Rather than include a traditional I/O panel, BitFenix has developed an I/O box that sits on top of the case. Once open, you'll find the power and reset buttons along with a fan speed dial. There are also buttons to control the lighting, while USB 2.0, USB 3.0 and audio jacks are built into the walls of the box. Although we like this setup, the chrome buttons look tacky.
For a full tower, the Colossus is not overly expensive as prices start at $150 and range up to about $170. That cash gets you support for five 5.25" and seven 3.5" devices (the latter bays have native support for 2.5" drives). You'll also find eight tool-less expansion slots which make it a breeze to install and remove graphics cards and other such products.
Cooling includes a huge front-mounted 230mm intake fan along with a 230mm exhaust fan lodged in the top of the case. Additionally, you can install an optional 120/140mm fan at the rear and bottom of the case to help improve airflow.

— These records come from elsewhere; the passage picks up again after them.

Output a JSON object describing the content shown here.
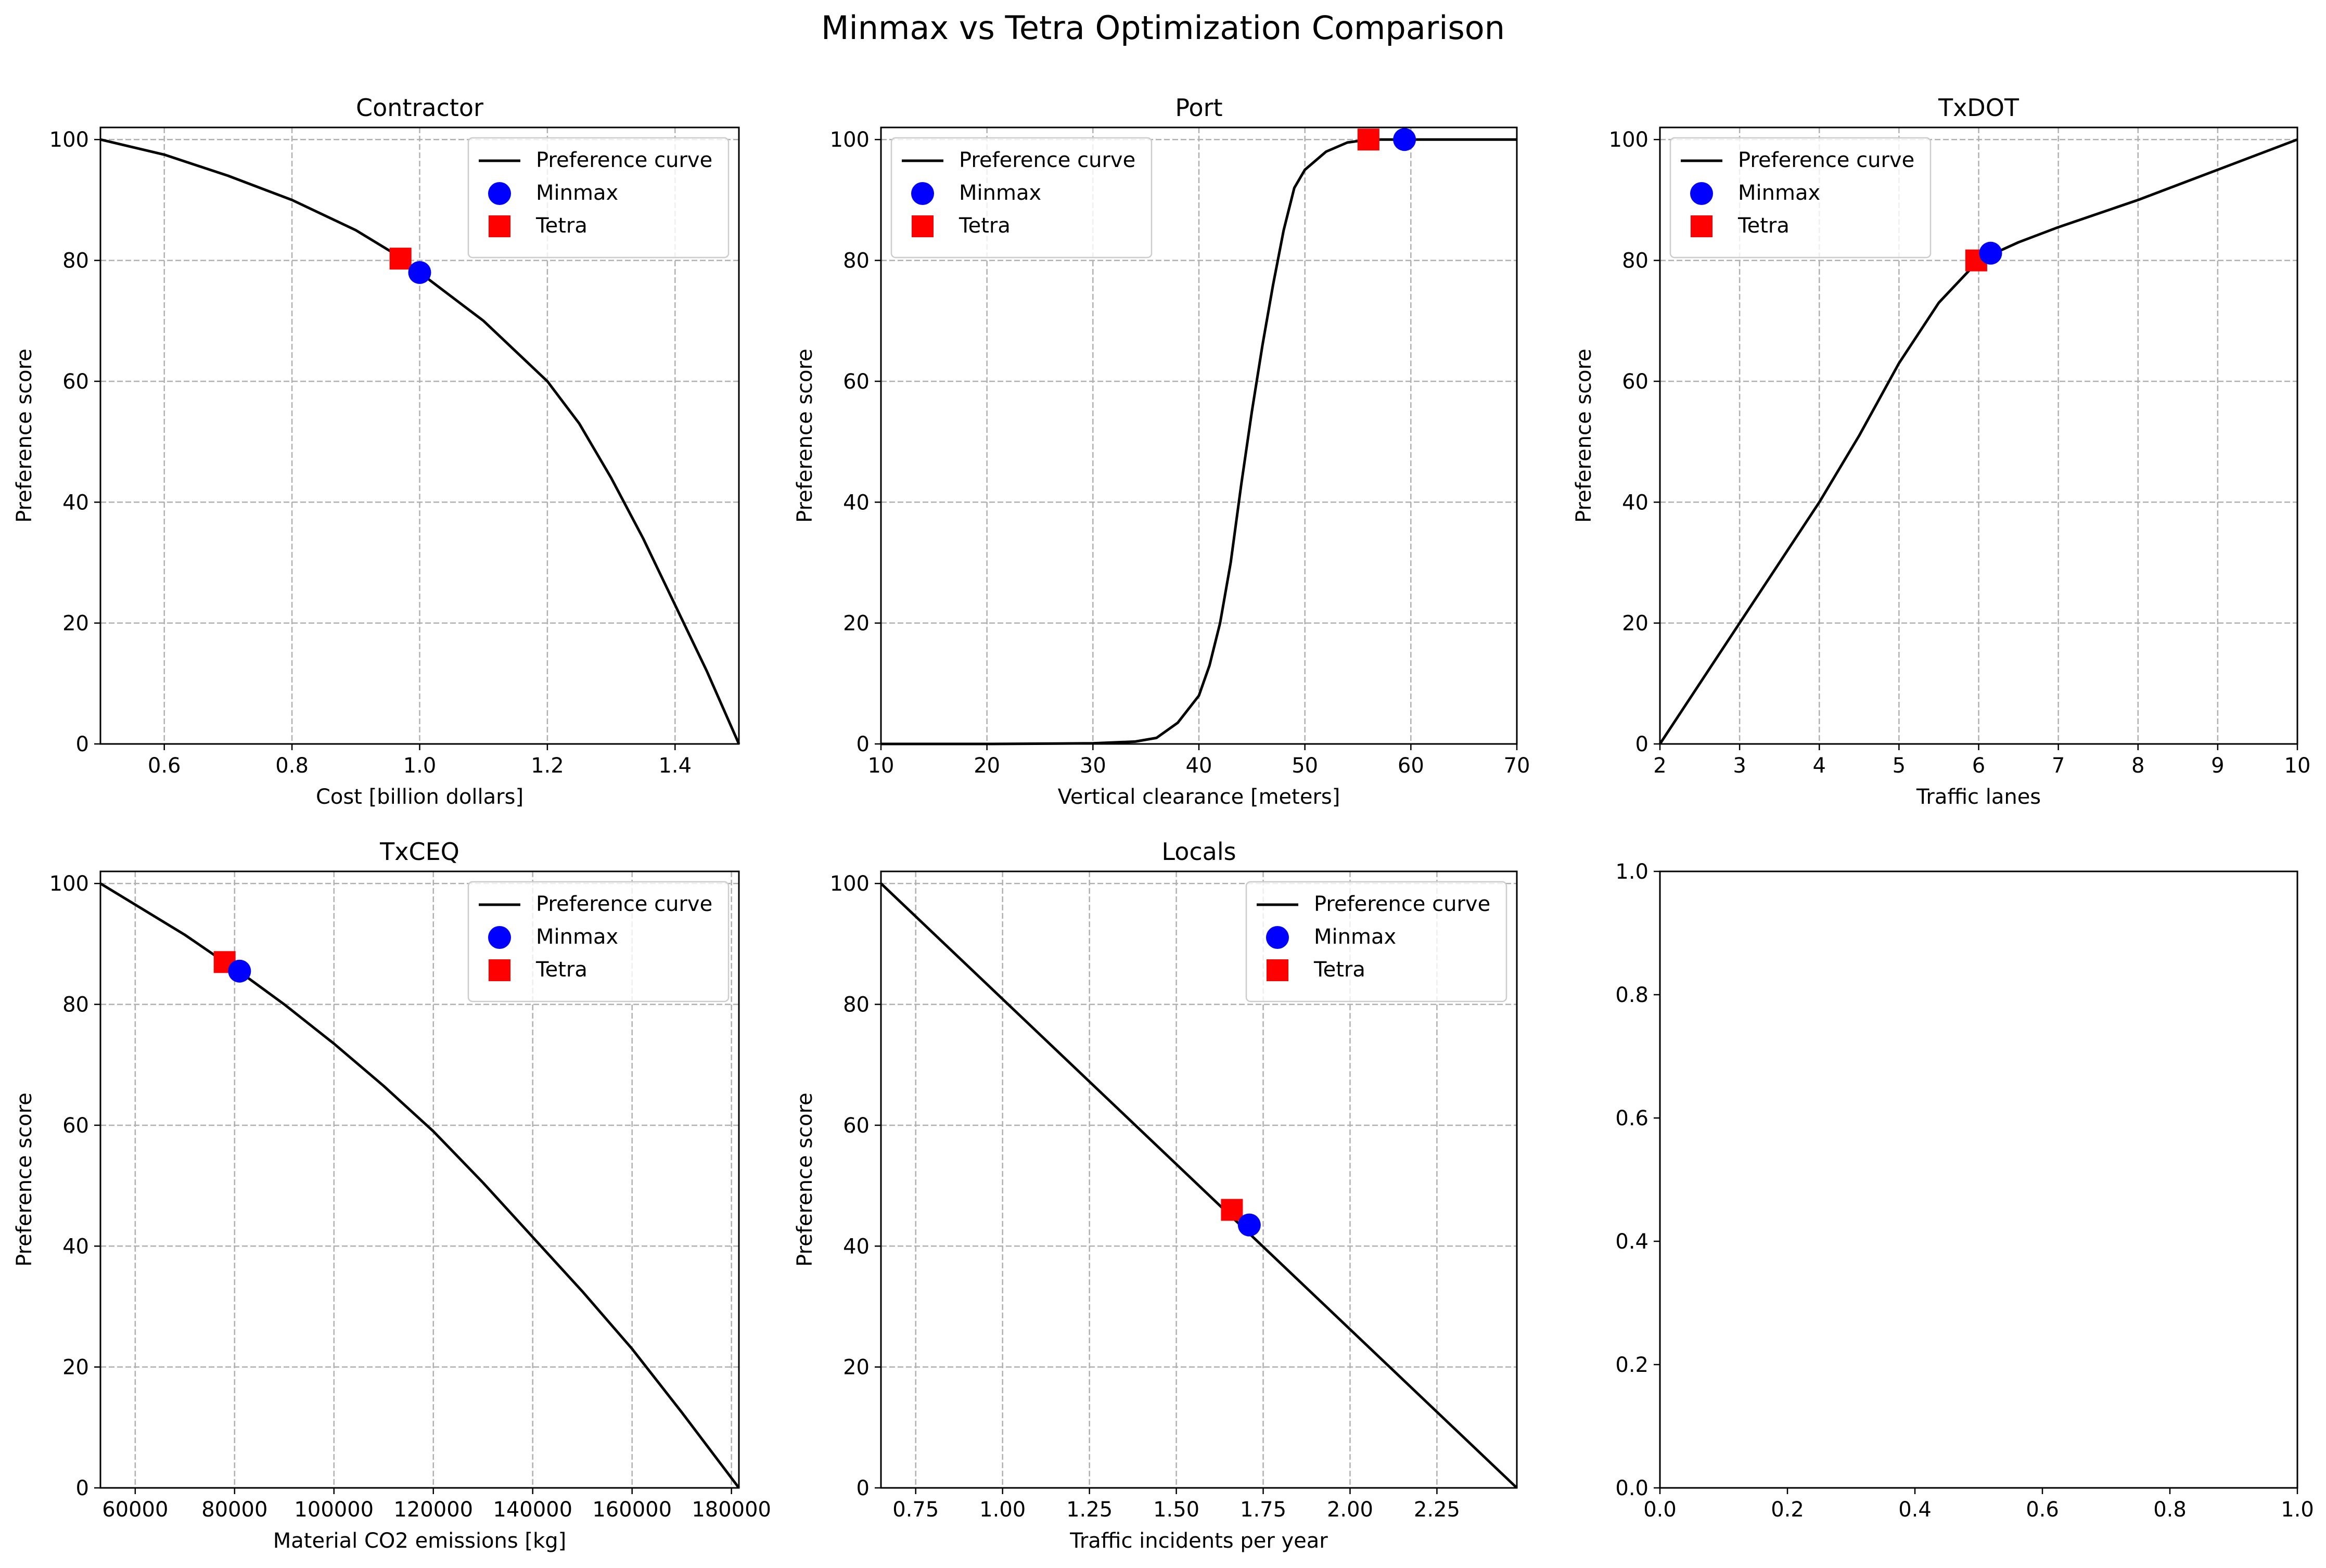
{
  "figure": {
    "title": "Minmax vs Tetra Optimization Comparison"
  },
  "legend_labels": {
    "curve": "Preference curve",
    "minmax": "Minmax",
    "tetra": "Tetra"
  },
  "colors": {
    "curve": "#000000",
    "minmax": "#0000ff",
    "tetra": "#ff0000",
    "grid": "#b0b0b0"
  },
  "chart_data": [
    {
      "type": "line",
      "title": "Contractor",
      "xlabel": "Cost [billion dollars]",
      "ylabel": "Preference score",
      "xlim": [
        0.5,
        1.5
      ],
      "ylim": [
        0,
        102
      ],
      "xticks": [
        0.6,
        0.8,
        1.0,
        1.2,
        1.4
      ],
      "xtick_labels": [
        "0.6",
        "0.8",
        "1.0",
        "1.2",
        "1.4"
      ],
      "yticks": [
        0,
        20,
        40,
        60,
        80,
        100
      ],
      "ytick_labels": [
        "0",
        "20",
        "40",
        "60",
        "80",
        "100"
      ],
      "grid": true,
      "legend_position": "upper right",
      "series": [
        {
          "name": "Preference curve",
          "x": [
            0.5,
            0.6,
            0.7,
            0.8,
            0.9,
            0.97,
            1.0,
            1.1,
            1.2,
            1.25,
            1.3,
            1.35,
            1.4,
            1.45,
            1.5
          ],
          "y": [
            100,
            97.5,
            94,
            90,
            85,
            80.5,
            78,
            70,
            60,
            53,
            44,
            34,
            23,
            12,
            0
          ]
        }
      ],
      "points": {
        "minmax": {
          "x": 1.0,
          "y": 78
        },
        "tetra": {
          "x": 0.97,
          "y": 80.3
        }
      }
    },
    {
      "type": "line",
      "title": "Port",
      "xlabel": "Vertical clearance [meters]",
      "ylabel": "Preference score",
      "xlim": [
        10,
        70
      ],
      "ylim": [
        0,
        102
      ],
      "xticks": [
        10,
        20,
        30,
        40,
        50,
        60,
        70
      ],
      "xtick_labels": [
        "10",
        "20",
        "30",
        "40",
        "50",
        "60",
        "70"
      ],
      "yticks": [
        0,
        20,
        40,
        60,
        80,
        100
      ],
      "ytick_labels": [
        "0",
        "20",
        "40",
        "60",
        "80",
        "100"
      ],
      "grid": true,
      "legend_position": "upper left",
      "series": [
        {
          "name": "Preference curve",
          "x": [
            10,
            20,
            30,
            34,
            36,
            38,
            40,
            41,
            42,
            43,
            44,
            45,
            46,
            47,
            48,
            49,
            50,
            52,
            54,
            56,
            60,
            70
          ],
          "y": [
            0,
            0,
            0.1,
            0.4,
            1,
            3.5,
            8,
            13,
            20,
            30,
            43,
            55,
            66,
            76,
            85,
            92,
            95,
            98,
            99.5,
            100,
            100,
            100
          ]
        }
      ],
      "points": {
        "minmax": {
          "x": 59.4,
          "y": 100
        },
        "tetra": {
          "x": 56,
          "y": 100
        }
      }
    },
    {
      "type": "line",
      "title": "TxDOT",
      "xlabel": "Traffic lanes",
      "ylabel": "Preference score",
      "xlim": [
        2,
        10
      ],
      "ylim": [
        0,
        102
      ],
      "xticks": [
        2,
        3,
        4,
        5,
        6,
        7,
        8,
        9,
        10
      ],
      "xtick_labels": [
        "2",
        "3",
        "4",
        "5",
        "6",
        "7",
        "8",
        "9",
        "10"
      ],
      "yticks": [
        0,
        20,
        40,
        60,
        80,
        100
      ],
      "ytick_labels": [
        "0",
        "20",
        "40",
        "60",
        "80",
        "100"
      ],
      "grid": true,
      "legend_position": "upper left",
      "series": [
        {
          "name": "Preference curve",
          "x": [
            2,
            3,
            4,
            4.5,
            5,
            5.5,
            6,
            6.5,
            7,
            8,
            9,
            10
          ],
          "y": [
            0,
            20,
            40,
            51,
            63,
            73,
            80,
            83,
            85.5,
            90,
            95,
            100
          ]
        }
      ],
      "points": {
        "minmax": {
          "x": 6.15,
          "y": 81.2
        },
        "tetra": {
          "x": 5.97,
          "y": 80
        }
      }
    },
    {
      "type": "line",
      "title": "TxCEQ",
      "xlabel": "Material CO2 emissions [kg]",
      "ylabel": "Preference score",
      "xlim": [
        53000,
        181500
      ],
      "ylim": [
        0,
        102
      ],
      "xticks": [
        60000,
        80000,
        100000,
        120000,
        140000,
        160000,
        180000
      ],
      "xtick_labels": [
        "60000",
        "80000",
        "100000",
        "120000",
        "140000",
        "160000",
        "180000"
      ],
      "yticks": [
        0,
        20,
        40,
        60,
        80,
        100
      ],
      "ytick_labels": [
        "0",
        "20",
        "40",
        "60",
        "80",
        "100"
      ],
      "grid": true,
      "legend_position": "upper right",
      "series": [
        {
          "name": "Preference curve",
          "x": [
            53000,
            60000,
            70000,
            78000,
            80000,
            90000,
            100000,
            110000,
            120000,
            130000,
            140000,
            150000,
            160000,
            170000,
            181500
          ],
          "y": [
            100,
            96.5,
            91.5,
            87,
            86,
            80,
            73.5,
            66.5,
            59,
            50.5,
            41.5,
            32.5,
            23,
            12.5,
            0
          ]
        }
      ],
      "points": {
        "minmax": {
          "x": 81000,
          "y": 85.5
        },
        "tetra": {
          "x": 78000,
          "y": 87
        }
      }
    },
    {
      "type": "line",
      "title": "Locals",
      "xlabel": "Traffic incidents per year",
      "ylabel": "Preference score",
      "xlim": [
        0.65,
        2.48
      ],
      "ylim": [
        0,
        102
      ],
      "xticks": [
        0.75,
        1.0,
        1.25,
        1.5,
        1.75,
        2.0,
        2.25
      ],
      "xtick_labels": [
        "0.75",
        "1.00",
        "1.25",
        "1.50",
        "1.75",
        "2.00",
        "2.25"
      ],
      "yticks": [
        0,
        20,
        40,
        60,
        80,
        100
      ],
      "ytick_labels": [
        "0",
        "20",
        "40",
        "60",
        "80",
        "100"
      ],
      "grid": true,
      "legend_position": "upper right",
      "series": [
        {
          "name": "Preference curve",
          "x": [
            0.65,
            2.48
          ],
          "y": [
            100,
            0
          ]
        }
      ],
      "points": {
        "minmax": {
          "x": 1.71,
          "y": 43.5
        },
        "tetra": {
          "x": 1.66,
          "y": 46
        }
      }
    },
    {
      "type": "line",
      "title": "",
      "xlabel": "",
      "ylabel": "",
      "xlim": [
        0,
        1
      ],
      "ylim": [
        0,
        1
      ],
      "xticks": [
        0,
        0.2,
        0.4,
        0.6,
        0.8,
        1.0
      ],
      "xtick_labels": [
        "0.0",
        "0.2",
        "0.4",
        "0.6",
        "0.8",
        "1.0"
      ],
      "yticks": [
        0,
        0.2,
        0.4,
        0.6,
        0.8,
        1.0
      ],
      "ytick_labels": [
        "0.0",
        "0.2",
        "0.4",
        "0.6",
        "0.8",
        "1.0"
      ],
      "grid": false,
      "series": []
    }
  ]
}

There's also a great deal of cable management and loads of room behind the non-removable motherboard tray to stow excess wires.
Although the Colossus' wire routing works alright overall, the rubber grommets in the motherboard tray holes are a real pain as they constantly fall out when trying to feed cables though them. BitFenix has also included a large cut out in the motherboard tray for rear access to the CPU socket for installation of high-end cooling solutions -- a mainstay of modern enthusiast cases.